Iranian musical instrument

The shurangiz (Note: /ˌʃʊəræŋˈgɪz/ SHOOR-ang-GIZ; شورانگیز /fa/; lit. 'exciting, stirring, tumultuous') is an Iranian musical instrument based on the setar. It was developed during the 20th century.

It differs from the setar by having skin as part of the soundboard and in the number of strings. It has a unique sound table consisting of a wooden panel suspended in the center of a membranous outer section, six strings, a longer finer fingerboard and increased number of frets comparing with its original prototype setar.

Examples made by the Mohammedi Brothers Workshop, whose luthiers trained with original designing luthier, Ibrahim Qanbari Mehr, show 23 and 28 frets, making these microtone instruments like the setar.

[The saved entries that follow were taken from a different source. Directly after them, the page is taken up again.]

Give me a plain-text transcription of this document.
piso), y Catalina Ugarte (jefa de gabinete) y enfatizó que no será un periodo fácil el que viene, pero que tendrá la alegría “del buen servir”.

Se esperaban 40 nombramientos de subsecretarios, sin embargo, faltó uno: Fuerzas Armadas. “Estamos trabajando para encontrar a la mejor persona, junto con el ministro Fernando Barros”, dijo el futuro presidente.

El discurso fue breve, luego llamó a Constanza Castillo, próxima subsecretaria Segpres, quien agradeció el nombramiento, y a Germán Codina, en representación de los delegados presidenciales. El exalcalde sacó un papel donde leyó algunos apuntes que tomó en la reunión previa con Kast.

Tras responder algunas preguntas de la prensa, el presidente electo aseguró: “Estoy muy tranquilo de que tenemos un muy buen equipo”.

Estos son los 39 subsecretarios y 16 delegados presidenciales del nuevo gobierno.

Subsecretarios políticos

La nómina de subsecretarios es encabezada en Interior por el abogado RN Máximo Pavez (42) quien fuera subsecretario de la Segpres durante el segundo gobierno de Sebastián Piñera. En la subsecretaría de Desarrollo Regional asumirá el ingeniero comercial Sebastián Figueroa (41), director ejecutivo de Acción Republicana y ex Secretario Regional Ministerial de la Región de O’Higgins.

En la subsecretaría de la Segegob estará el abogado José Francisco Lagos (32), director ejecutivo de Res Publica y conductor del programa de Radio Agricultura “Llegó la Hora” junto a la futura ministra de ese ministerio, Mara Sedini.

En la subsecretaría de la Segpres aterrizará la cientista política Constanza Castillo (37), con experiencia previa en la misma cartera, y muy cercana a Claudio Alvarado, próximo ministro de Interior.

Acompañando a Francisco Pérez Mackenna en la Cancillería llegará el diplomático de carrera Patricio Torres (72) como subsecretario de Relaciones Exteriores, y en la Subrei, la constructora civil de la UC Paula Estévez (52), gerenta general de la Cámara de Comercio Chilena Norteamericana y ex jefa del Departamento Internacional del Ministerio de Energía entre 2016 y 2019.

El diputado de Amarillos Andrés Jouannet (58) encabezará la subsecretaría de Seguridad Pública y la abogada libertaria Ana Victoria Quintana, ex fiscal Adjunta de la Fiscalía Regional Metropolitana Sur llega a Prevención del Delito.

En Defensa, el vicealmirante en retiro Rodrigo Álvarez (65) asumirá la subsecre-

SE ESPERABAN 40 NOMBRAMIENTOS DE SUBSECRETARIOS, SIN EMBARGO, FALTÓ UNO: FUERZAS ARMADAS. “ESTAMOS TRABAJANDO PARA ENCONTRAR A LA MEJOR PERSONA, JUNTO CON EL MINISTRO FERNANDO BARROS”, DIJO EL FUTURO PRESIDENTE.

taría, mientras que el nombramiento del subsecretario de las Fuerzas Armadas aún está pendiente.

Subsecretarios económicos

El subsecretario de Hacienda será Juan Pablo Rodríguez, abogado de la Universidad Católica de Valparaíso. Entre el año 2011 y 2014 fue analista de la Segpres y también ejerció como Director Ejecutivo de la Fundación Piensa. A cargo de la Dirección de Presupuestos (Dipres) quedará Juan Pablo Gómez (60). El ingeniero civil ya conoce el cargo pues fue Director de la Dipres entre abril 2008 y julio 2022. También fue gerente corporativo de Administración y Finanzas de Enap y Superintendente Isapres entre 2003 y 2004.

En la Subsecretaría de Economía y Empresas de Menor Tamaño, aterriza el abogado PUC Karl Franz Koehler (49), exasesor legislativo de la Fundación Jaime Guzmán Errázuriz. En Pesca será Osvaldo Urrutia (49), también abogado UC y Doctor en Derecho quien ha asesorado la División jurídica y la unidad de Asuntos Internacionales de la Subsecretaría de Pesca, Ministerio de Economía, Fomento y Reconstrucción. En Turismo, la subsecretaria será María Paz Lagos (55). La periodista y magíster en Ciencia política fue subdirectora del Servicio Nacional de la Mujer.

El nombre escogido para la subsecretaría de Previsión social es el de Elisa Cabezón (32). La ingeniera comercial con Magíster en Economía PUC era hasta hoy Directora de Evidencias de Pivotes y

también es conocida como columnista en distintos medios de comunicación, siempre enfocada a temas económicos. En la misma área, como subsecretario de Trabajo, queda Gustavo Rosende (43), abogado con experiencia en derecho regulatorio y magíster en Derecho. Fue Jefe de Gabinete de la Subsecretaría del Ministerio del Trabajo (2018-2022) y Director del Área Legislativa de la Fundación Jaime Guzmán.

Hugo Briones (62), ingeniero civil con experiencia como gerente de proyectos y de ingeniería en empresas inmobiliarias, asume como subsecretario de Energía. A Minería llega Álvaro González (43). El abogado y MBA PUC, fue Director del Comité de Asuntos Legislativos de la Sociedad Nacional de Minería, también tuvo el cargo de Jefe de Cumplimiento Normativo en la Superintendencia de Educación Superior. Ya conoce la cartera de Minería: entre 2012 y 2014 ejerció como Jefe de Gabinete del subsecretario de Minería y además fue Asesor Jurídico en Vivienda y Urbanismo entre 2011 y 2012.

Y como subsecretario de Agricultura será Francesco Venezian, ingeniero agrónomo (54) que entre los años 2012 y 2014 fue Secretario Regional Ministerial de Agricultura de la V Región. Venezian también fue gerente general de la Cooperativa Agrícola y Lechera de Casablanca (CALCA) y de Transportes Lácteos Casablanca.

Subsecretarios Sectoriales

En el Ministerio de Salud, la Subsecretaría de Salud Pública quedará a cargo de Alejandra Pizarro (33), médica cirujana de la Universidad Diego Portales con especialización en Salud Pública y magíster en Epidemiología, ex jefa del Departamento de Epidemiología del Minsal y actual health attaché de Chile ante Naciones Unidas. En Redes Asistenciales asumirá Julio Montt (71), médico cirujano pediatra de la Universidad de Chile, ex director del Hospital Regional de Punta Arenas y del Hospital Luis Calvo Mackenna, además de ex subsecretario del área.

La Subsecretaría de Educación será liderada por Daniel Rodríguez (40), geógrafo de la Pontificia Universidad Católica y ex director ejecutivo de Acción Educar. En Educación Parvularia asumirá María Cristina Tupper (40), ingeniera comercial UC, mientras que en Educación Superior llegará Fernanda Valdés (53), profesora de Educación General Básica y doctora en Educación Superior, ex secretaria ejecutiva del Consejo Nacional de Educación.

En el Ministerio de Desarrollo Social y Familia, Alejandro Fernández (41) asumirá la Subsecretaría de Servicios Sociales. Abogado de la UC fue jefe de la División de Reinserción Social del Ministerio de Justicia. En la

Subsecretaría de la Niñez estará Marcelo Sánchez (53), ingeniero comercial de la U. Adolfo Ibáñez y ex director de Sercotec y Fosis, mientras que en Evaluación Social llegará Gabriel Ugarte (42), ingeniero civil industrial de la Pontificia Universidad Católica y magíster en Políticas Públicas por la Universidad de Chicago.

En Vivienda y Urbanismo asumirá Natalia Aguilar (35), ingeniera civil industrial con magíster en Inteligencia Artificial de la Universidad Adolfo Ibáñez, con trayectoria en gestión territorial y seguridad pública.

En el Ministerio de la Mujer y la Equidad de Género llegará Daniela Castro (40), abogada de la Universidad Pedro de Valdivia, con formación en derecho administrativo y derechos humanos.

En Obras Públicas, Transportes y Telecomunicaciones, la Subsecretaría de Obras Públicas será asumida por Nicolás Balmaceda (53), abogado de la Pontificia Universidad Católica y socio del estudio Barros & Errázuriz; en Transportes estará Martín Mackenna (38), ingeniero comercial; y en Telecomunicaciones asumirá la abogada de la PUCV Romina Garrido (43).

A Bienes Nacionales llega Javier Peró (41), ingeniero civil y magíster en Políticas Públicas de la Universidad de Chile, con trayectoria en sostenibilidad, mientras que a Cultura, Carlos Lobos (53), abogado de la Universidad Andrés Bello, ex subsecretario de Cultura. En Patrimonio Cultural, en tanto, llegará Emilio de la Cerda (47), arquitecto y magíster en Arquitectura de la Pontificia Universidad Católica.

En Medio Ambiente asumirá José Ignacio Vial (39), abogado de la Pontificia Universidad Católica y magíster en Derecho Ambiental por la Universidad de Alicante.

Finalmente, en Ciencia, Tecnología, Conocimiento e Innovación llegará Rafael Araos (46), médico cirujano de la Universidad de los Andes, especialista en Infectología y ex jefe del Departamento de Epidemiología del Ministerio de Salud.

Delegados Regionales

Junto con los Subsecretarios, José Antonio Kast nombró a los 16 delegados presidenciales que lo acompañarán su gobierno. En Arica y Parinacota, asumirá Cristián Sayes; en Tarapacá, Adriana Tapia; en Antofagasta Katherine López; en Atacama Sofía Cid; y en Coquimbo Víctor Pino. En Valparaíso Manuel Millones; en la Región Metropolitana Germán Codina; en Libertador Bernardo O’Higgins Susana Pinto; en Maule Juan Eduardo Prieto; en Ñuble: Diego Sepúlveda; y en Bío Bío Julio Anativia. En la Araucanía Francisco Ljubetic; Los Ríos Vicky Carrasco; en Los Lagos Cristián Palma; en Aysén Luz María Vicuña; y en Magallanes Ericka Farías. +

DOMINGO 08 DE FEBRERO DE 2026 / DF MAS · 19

The shurangiz come in two different sizes. The smaller shurangiz is equivalent to the setar, with four strings (one pair placed together on a course and two individual strings). The larger bass shurangiz has six strings, set up in three courses and of times an octave lower than the setar. The skin soundboard helps add resonance and make lower notes more audible.

The shurangiz was developed by Ibrahim Qanbari Mehr with input by Iranian musician Ali Tajvidi. Masoud Shoari designed the bass shurangiz.